My ears pricked up late in “Early in the Moaning’ Time” on The Word’s Soul Food. Late in the song, sacred steel player Robert Randolph simulates moaning on his steel guitar’s bass strings. The sound is odd and haunting, something found on an early Moog synthesizer album that demonstrated all the weird, not-of-this-world sounds it could make (Check Hugo Montenegro’s Mr. Groovy), and it caught my attention because it’s rare on sacred steel projects. Sacred steel guitarists—Randolph included—have that inspirational, ascending sweep toward high notes grooved. Muddling around bass notes is not usually part of their gospel.

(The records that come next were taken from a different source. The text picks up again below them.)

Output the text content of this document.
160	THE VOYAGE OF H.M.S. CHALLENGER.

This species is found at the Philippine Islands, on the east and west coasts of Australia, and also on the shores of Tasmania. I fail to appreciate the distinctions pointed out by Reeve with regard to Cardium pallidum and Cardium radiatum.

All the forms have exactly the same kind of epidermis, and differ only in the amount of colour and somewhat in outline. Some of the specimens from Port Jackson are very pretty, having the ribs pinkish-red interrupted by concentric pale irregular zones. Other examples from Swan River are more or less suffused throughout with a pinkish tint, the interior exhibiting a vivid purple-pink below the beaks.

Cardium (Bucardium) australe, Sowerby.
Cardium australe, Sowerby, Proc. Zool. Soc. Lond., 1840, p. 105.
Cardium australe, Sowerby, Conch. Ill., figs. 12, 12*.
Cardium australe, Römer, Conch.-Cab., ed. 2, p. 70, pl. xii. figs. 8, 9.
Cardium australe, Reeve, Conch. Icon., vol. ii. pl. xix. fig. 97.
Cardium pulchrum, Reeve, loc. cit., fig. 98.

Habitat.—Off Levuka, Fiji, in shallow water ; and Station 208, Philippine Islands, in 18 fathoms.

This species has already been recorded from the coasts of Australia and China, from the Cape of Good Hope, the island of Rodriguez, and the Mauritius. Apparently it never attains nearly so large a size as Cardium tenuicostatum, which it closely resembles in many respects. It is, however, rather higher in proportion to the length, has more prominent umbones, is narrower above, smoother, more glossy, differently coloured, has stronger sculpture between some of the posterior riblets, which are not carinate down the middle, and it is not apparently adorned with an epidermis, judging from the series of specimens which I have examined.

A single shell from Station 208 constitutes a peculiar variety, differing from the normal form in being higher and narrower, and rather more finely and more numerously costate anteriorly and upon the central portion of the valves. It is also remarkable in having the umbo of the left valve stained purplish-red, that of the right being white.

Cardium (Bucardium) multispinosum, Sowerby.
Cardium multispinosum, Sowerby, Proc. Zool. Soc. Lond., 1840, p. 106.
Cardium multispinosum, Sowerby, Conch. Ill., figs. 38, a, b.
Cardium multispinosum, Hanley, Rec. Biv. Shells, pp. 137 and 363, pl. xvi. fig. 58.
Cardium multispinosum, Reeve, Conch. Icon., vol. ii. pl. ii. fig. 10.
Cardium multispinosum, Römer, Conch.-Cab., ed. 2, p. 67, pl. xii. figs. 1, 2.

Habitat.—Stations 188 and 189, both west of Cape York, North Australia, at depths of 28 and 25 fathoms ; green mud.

Moments like that and the wobbly, faltering melody he picks out for “The Highest” give Soul Food not lift—it has plenty of that—but distinction. You can have a band with John Medeski and Luther and Cody Dickinson, Randolph’s tendency toward the musical and spiritual rave-up means the album often sounds familiar. 

The Word play Jazz Fest's Acura Stage today at 2:30 p.m., and not surprisingly, the album is generally Randolph and Luther Dickinson’s baby. Medeski doesn’t define a song until “Speaking in Tongues” late in the album, when he patiently lets the magic of each texture as well as each note happen. 

His track and the weird bass notes stand out because otherwise, Soul Food is all about excitement—the stomping gospel rhythms, the uplifting melodic movement, and the sonic energy that comes with the distortion on his and Dickinson’s guitars. Both remain abuzz with electricity from start to finish. Not surprisingly, the band plays remarkably and sensitively together, with Dickinson’s guitar often subtly nudging Randolph forward or adding accents that sound like nothing, except they aren’t. When he sets the table as on “Play All Day,” The Word gets out of the church but the central dynamics remain the same. 

It’s not ground-breaking, but for those who find the Spirit yearly in Jazz Fest’s Gospel Tent, Soul Food hits the sweet spot.